二日酔いの時の漢方薬

医療

 青い灯、赤い灯に誘われて、ちょくちょく飲み歩いていた若いころが私にもありました。よせばいいのに二日酔いになるほど痛飲し、もう二度と飲みすぎないと何度も決意したものです。年齢とともにある程度で飲みたくなくなり、酒量はずいぶん減り、気分が悪くなることもなくなりました。みなさんもこの二年は再三の非常事態宣言で、図らずも酒量が減ったのではないでしょうか。日常を取り戻せば、また元に戻るのでしょうかね。

 二日酔いの気分の悪さは経験しないとわからないものでしょうね。頭痛、めまい、吐き気に嘔吐、下痢、倦怠感などが体にまとわりつき、仕事があれば這うように出勤する始末。そんな時に、漢方薬がその症状を少しは改善してくれることがあります。

 みずおちのあたりが何だかつかえて苦しく、嘔吐してしまい、下痢を伴うようなときによく使われるのが、半夏瀉心湯(はんげしゃしんとう)です。保険適応にも、しっかり二日酔いがはいっています。黄連と黄芩が熱を冷まし鎮静作用があり、気をめぐらし、吐き気を抑え、胃腸の調子を高めてくれます。ついつい飲みすぎちゃう、という方は、手元に持っておいて飲む前に1~2包服用しておくと良いかもしれません。

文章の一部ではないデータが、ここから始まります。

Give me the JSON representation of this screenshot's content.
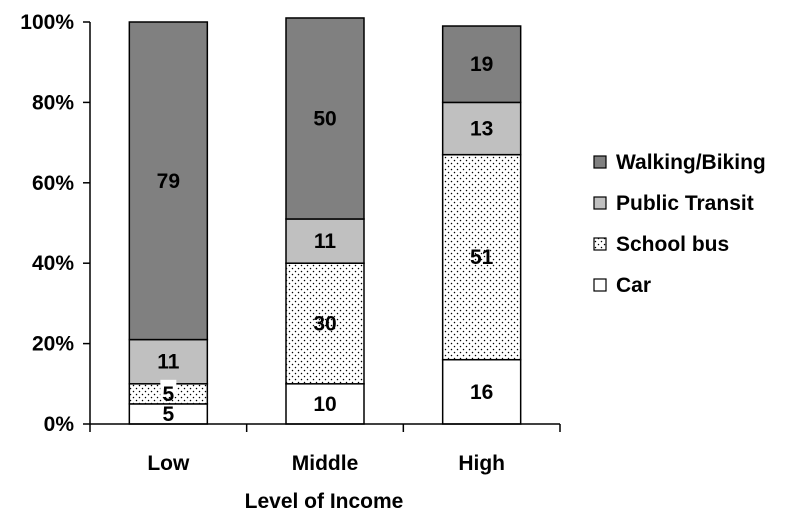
{
  "chart_data": {
    "type": "bar",
    "stacked": true,
    "percent_scale": true,
    "title": "",
    "xlabel": "Level of Income",
    "ylabel": "",
    "ylim": [
      0,
      100
    ],
    "y_ticks": [
      "0%",
      "20%",
      "40%",
      "60%",
      "80%",
      "100%"
    ],
    "categories": [
      "Low",
      "Middle",
      "High"
    ],
    "series": [
      {
        "name": "Car",
        "values": [
          5,
          10,
          16
        ],
        "color": "#ffffff",
        "pattern": "solid"
      },
      {
        "name": "School bus",
        "values": [
          5,
          30,
          51
        ],
        "color": "#ffffff",
        "pattern": "dots"
      },
      {
        "name": "Public Transit",
        "values": [
          11,
          11,
          13
        ],
        "color": "#c0c0c0",
        "pattern": "solid"
      },
      {
        "name": "Walking/Biking",
        "values": [
          79,
          50,
          19
        ],
        "color": "#808080",
        "pattern": "solid"
      }
    ],
    "data_labels": true,
    "legend_position": "right",
    "grid": false
  }
}
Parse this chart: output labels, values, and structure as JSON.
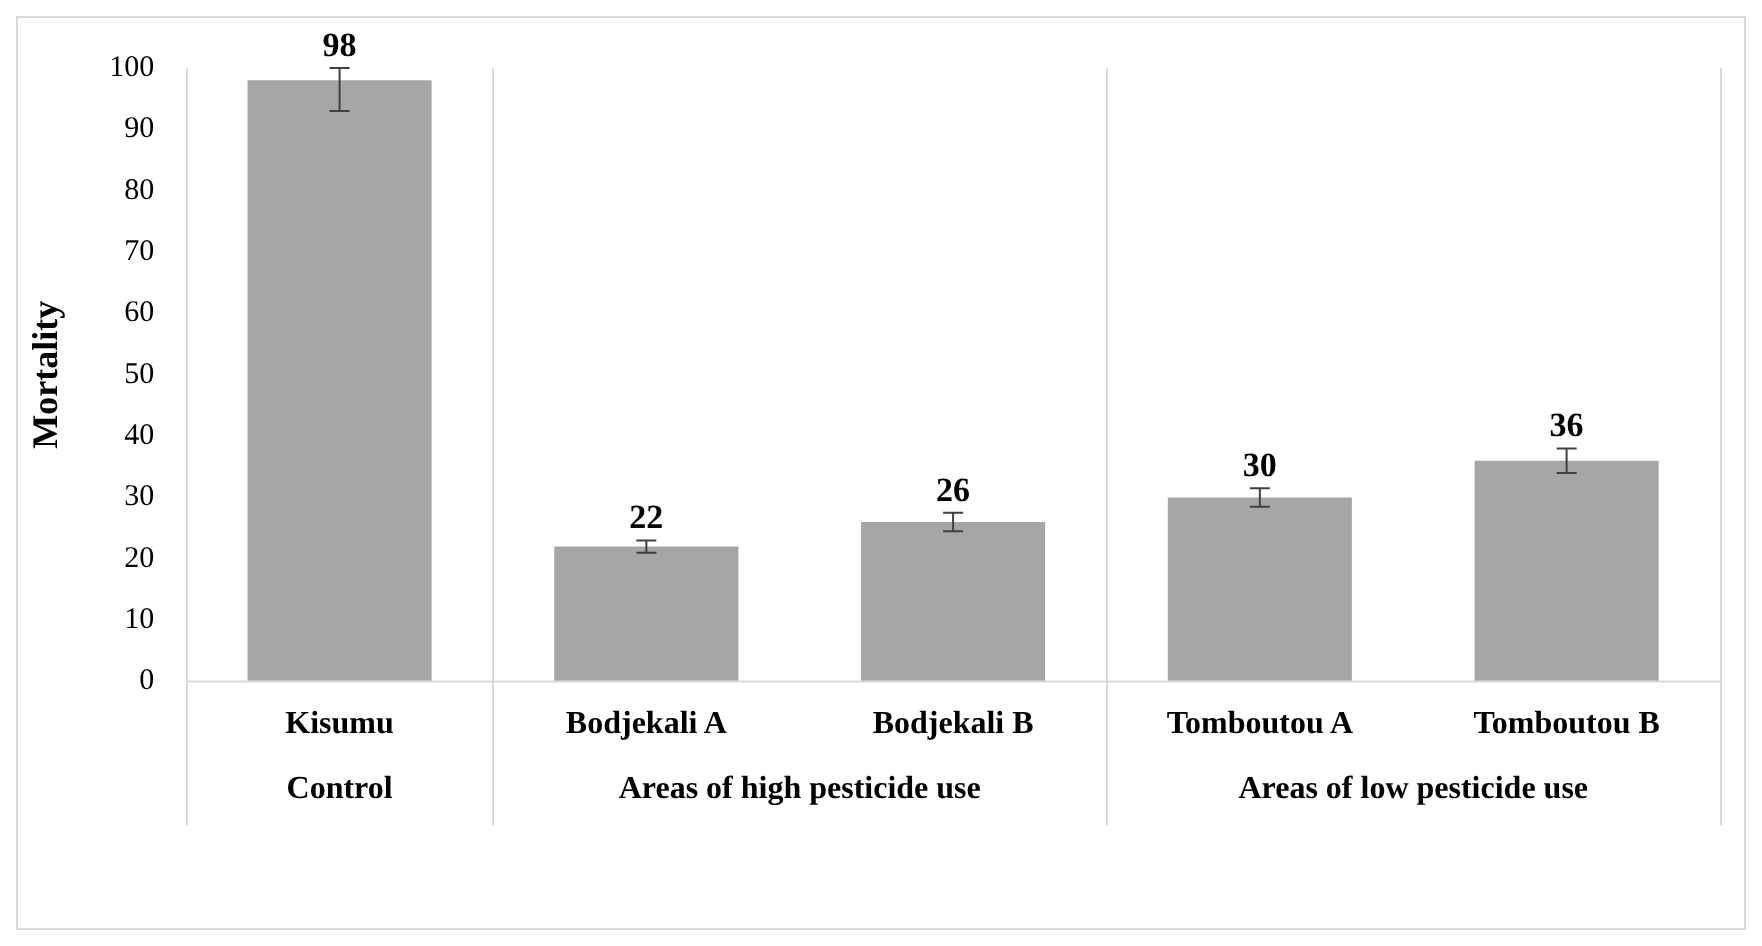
{
  "chart_data": {
    "type": "bar",
    "ylabel": "Mortality",
    "categories": [
      "Kisumu",
      "Bodjekali A",
      "Bodjekali B",
      "Tomboutou A",
      "Tomboutou B"
    ],
    "values": [
      98,
      22,
      26,
      30,
      36
    ],
    "errors": [
      [
        93,
        100
      ],
      1,
      1.5,
      1.5,
      2
    ],
    "color": "#a6a6a6",
    "ylim": [
      0,
      100
    ],
    "yticks": [
      0,
      10,
      20,
      30,
      40,
      50,
      60,
      70,
      80,
      90,
      100
    ],
    "data_labels": true,
    "annotations": [
      "Control",
      "Areas of high pesticide use",
      "Areas of low pesticide use"
    ]
  }
}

 めまいや頭痛がひどくて、顔がむくみ、のどの渇きが強い、というようなときは五苓散(ごれいさん)も使われます。これも二日酔いが保険適応です。二日酔いに対する保険適応の薬があるなんて、すごいことなのかもしれませんね。五苓散は、水バランスのくずれを補正してくれる処方ですから、二日酔いにもよいのでしょう。これに茵蔯蒿(いんちんこう)を加えた茵蔯五苓散(いんちんごれいさん)も同様に使うことができます。

 代表的なものはこれらですが、黄連湯をはじめ、症状によっては他にも選択肢に上がってくる処方はいろいろあると思います。なお二日酔いに対して漢方薬を服用する場合は、基本的には冷服、お湯で溶かした後冷やしてから服用するほうが良いです。また、アルコール濃度の高いものを多飲して胃粘膜が傷ついているような場合は、胃酸を抑える薬などのいわゆる胃薬も必要になるでしょう。極端な場合、急性アルコール中毒なんてことになれば命に係わる状態ですから、二日酔いなんていうのんびりしたことは言っておられません。救急搬送ですね。

 二日酔いが保険適応となる西洋薬はありませんから、利用するのであれば漢方薬になりますね。まあ、その前に、飲みすぎないという当たり前の予防策が一番重要なのですが、飲み始めると、飲んでるつもりが飲まれてしまって・・・ネェ・・・

  さて、今年は忘年会を開催することができるのでしょうか。もしできても、飲み過ぎには御用心ください。